IV – A declaração ao doador da aceitação e o modo como foi realizada consistem assim em factos essenciais - art. 945.º, n.º 3 do Código Civil.

V – Sucede que, a A. pura e simplesmente não alegou o hipotético modo através do qual a aceitação da doação foi dada a conhecer ao doador – F…, bem como se a mesma foi realizada, pelo que não há qualquer possibilidade de concretização de tais factos essenciais.

VI – Como também, por cautela de patrocínio ainda se sustentará que não existe qualquer ressonância nos autos de que a A. se pretenda aproveitar do facto.

VII – Em suma, foi praticado um ato que a lei não admite que influiu na decisão da causa, v.g. foi dado como provado facto essencial que não foi alegado pela Autora – art.º 195.º do CPC, isto é, ocorreu uma nulidade que se invoca para todos os efeitos legais.

VIII – A decisão colocada em crise padece de erro de julgamento relativamente à matéria de facto e de direito.

IX– Em segunda linha existem pontos de facto incorretamente julgados: o Tribunal a quo deu nomeadamente como assente:

“2.1.5. Em data não concretamente apurada, mas antes de julho de 2009, F… teve conhecimento da aceitação da doação do imóvel referida no ponto 2.1.2.”, tendo o Tribunal formado a sua convicção com “base nos depoimentos das testemunhas M… e C…, conjugado com a análise das escrituras de proposta e de aceitação de doação e com as regras da experiência comum.

Por outro lado, e como decorre do escrito autenticado de fls. 14 e 15, F… doou à Autora o recheio do imóvel em 27/05/2009, ou seja, posteriormente à aceitação que ocorreu em 14/11/2008, o que, de acordo com as regras da experiência comum, revela que já tinha conhecimento da aceitação.

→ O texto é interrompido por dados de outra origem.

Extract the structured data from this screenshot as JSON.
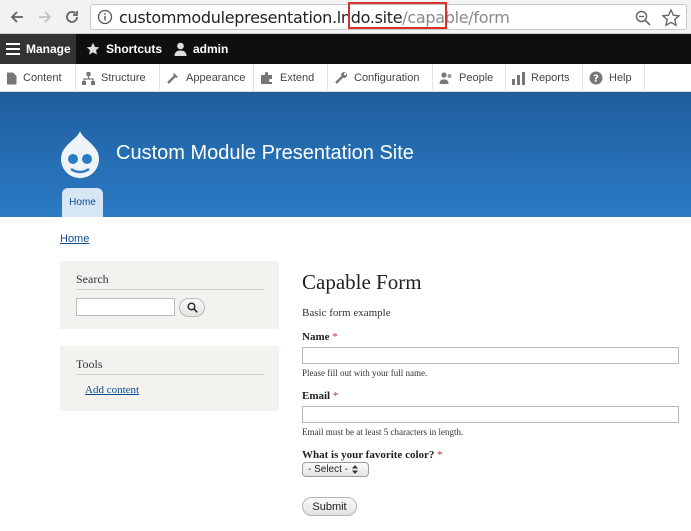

Não faria sentido doar o recheio do imóvel se não soubesse já que a doação do imóvel tinha sido aceite.

Acresce que a aquisição por doação foi registada em 17/11/2008(vide certidão de registo predial de fls. 10 e 11), ou seja, antes do falecimento do doador em julho de 2009, pelo que nessa altura já o R. sabia da doação. Tanto assim é que, logo no mês seguinte, outorgou a escritura de habilitação de herdeiros e declarou os bens do falecido na Autoridade Tributária…”.

X – Sucede que, nada no depoimento integral de M… e de C… resulta no sentido de que foi transmitida ao doador a aceitação da doação e o respetivo modo.

XI – Na verdade, a prova produzida impunha decisão diversa da dada como assente pelo Tribunal a quo, com efeito, nada disseram as testemunhas sobre a transmissão ao doador da aceitação e do seu modo, do primeiro minuto e vinte segundos ao décimo quarto minuto e dezoito segundos do depoimento da testemunha M…, da gravação da audiência de julgamento no dia 26 de setembro de 2019.

Juiz de Direito: Conhece a casa e o senhor F…?

Testemunha: Conhecia há muitos anos o senhor F…e conheço há muitos anos o senhor Joaquim.

Mandatária da A.: Tem conhecimento de alguma doação que o senhor F… fez à senhora N…?

Testemunha: O senhor F… doou a casa à neta, derivado a que, um dia a neta chegou ao Cartaxo, o senhor J… estava em casa porque tinha vindo da Alemanha porque vivia com o pai àquela altura na casa. Ela trazia a neta do senhor J… e ele nem sequer desceu para cumprimentar a filha e a neta, estavam chateados. Aí o Senhor F… falou connosco, com o meu marido a dizer que gostava de fazer uma doação à neta. Sabia que o pai nunca lhe ligou muito e que ela ia ficar sem os bens, uma vez que o Senhor F… tinha vários andares e aí começou ele a tratar dos papéis da doação aonde quem acompanhou essa doação foi o meu marido, eu simplesmente acompanhei uma vez ao notário, mas quem entrou para dentro para a doação e os papéis foi o meu marido.

Mandatária da A.: Quem se apresentou na doação foi o senhor seu marido – C…?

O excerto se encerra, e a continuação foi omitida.